Thursday, 14 February 2013 1:00 PM
Greece has long been a popular holiday destination among keen culture vultures who love doing more than explore the history of the places they visit on holiday. While an array of ancient sites can be found on the mainland, it is also worth checking out the stunning island of Crete. Here, you'll get to explore picturesque Rethymno and take in truly wonderful attractions.
Situated on the isle's north shore, Rethymno is a wonderful place for all kinds of holidaymakers to visit. Its 12 km golden beach is certainly popular among sun seekers, while the wealth of high-quality rental villas often attracts couples looking to take a romantic break. However, its rich past perhaps makes it an even more suitable place for avid history lovers to visit and, by coming here, you will the opportunity to take in landmarks that date back several centuries.
Not only is Rethymno commonly considered to be one of the best preserved medieval towns in all of Greece, but there are also numerous examples of Venetian and Roman architecture that you can take in. Add this to the many Minoan and Geometric sites dotted around the area, and you are certain to find at least one attraction that will captivate you.
One landmark that is definitely worth seeing is the Venetian Lotzia (although it is also known as the Venetian Loggia) which, despite being constructed in the 16th century, has remained wonderfully preserved.
Situated in Paleologos Street in Rethymno's old town district, the building was originally used as a place for noblemen, feudal lords and other members of the local aristocracy to discuss political issues of the day.
However, when the city fell under Turkish occupation the structure was converted into a mosque. This resulted in a number of additional features being added, including the placing of a minaret on the west side of the building (although it would later be pulled down). Today, the building is home to the public library, with the books and other objects that are held here will provide you with an even further insight into the region's past.
Another attraction that any culture vulture ought to take the time to visit is the Fortezza. This Venetian-era defence complex, which dates back to the 16th century, lies just to the north of central Rethymno and was built to protect the city from sea-based attacks.
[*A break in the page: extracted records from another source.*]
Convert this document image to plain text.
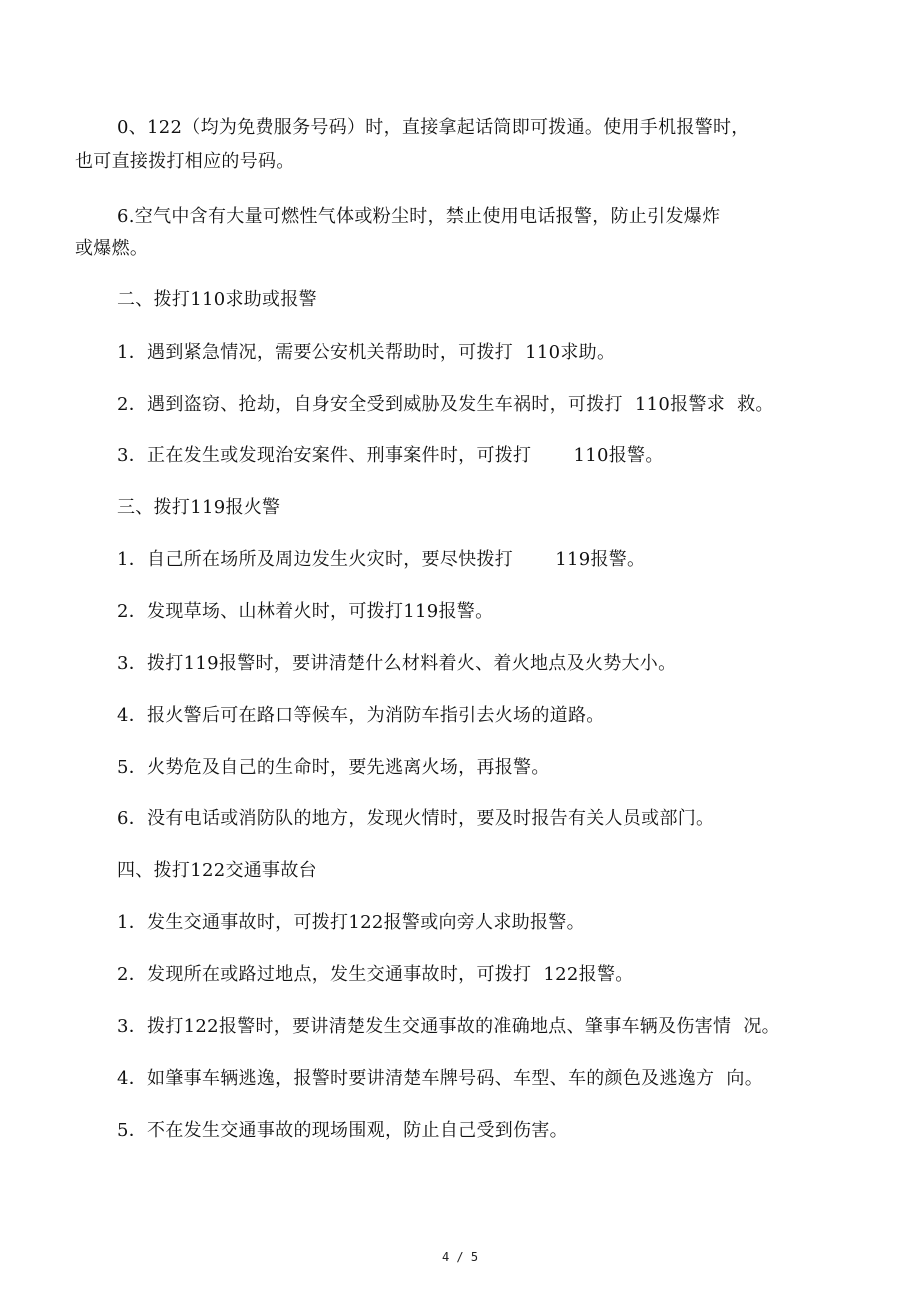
0、122（均为免费服务号码）时，直接拿起话筒即可拨通。使用手机报警时，
也可直接拨打相应的号码。
6.空气中含有大量可燃性气体或粉尘时，禁止使用电话报警，防止引发爆炸
或爆燃。
二、拨打110求助或报警
1．遇到紧急情况，需要公安机关帮助时，可拨打  110求助。
2．遇到盗窃、抢劫，自身安全受到威胁及发生车祸时，可拨打  110报警求  救。
3．正在发生或发现治安案件、刑事案件时，可拨打       110报警。
三、拨打119报火警
1．自己所在场所及周边发生火灾时，要尽快拨打       119报警。
2．发现草场、山林着火时，可拨打119报警。
3．拨打119报警时，要讲清楚什么材料着火、着火地点及火势大小。
4．报火警后可在路口等候车，为消防车指引去火场的道路。
5．火势危及自己的生命时，要先逃离火场，再报警。
6．没有电话或消防队的地方，发现火情时，要及时报告有关人员或部门。
四、拨打122交通事故台
1．发生交通事故时，可拨打122报警或向旁人求助报警。
2．发现所在或路过地点，发生交通事故时，可拨打  122报警。
3．拨打122报警时，要讲清楚发生交通事故的准确地点、肇事车辆及伤害情  况。
4．如肇事车辆逃逸，报警时要讲清楚车牌号码、车型、车的颜色及逃逸方  向。
5．不在发生交通事故的现场围观，防止自己受到伤害。
4 / 5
Although it is no longer used for its original purpose, the fortress offers a fascinating glimpse into ancient Greece and you can see the remains of numerous defensive features, including powder magazines and bastions. The complex is also home to Rethymno's Archaeological Museum – a stunning attraction that exhibits artefacts dating back to Neolithic times. Among the objects on display here is a statue of a god that is thought to have been made between 1320 and 1200 BC, while there is also a display of Minoan antiquities that were discovered in the nearby village of Armeni.
If you're looking to explore a little more of the wider area, you should head to Argyroupoli. Located around 27 km outside of Rethymno, this picturesque village is built on the remains of the ancient city of Lappas. Here, you can explore a historic chapel and check out ancient springs.
Alternatively, you may wish to visit Roustika. This settlement is home to an array of pretty cobblestone streets, while the 13th-century Church of Panagia is a great landmark to explore if you are looking to take in some period Byzantine architecture.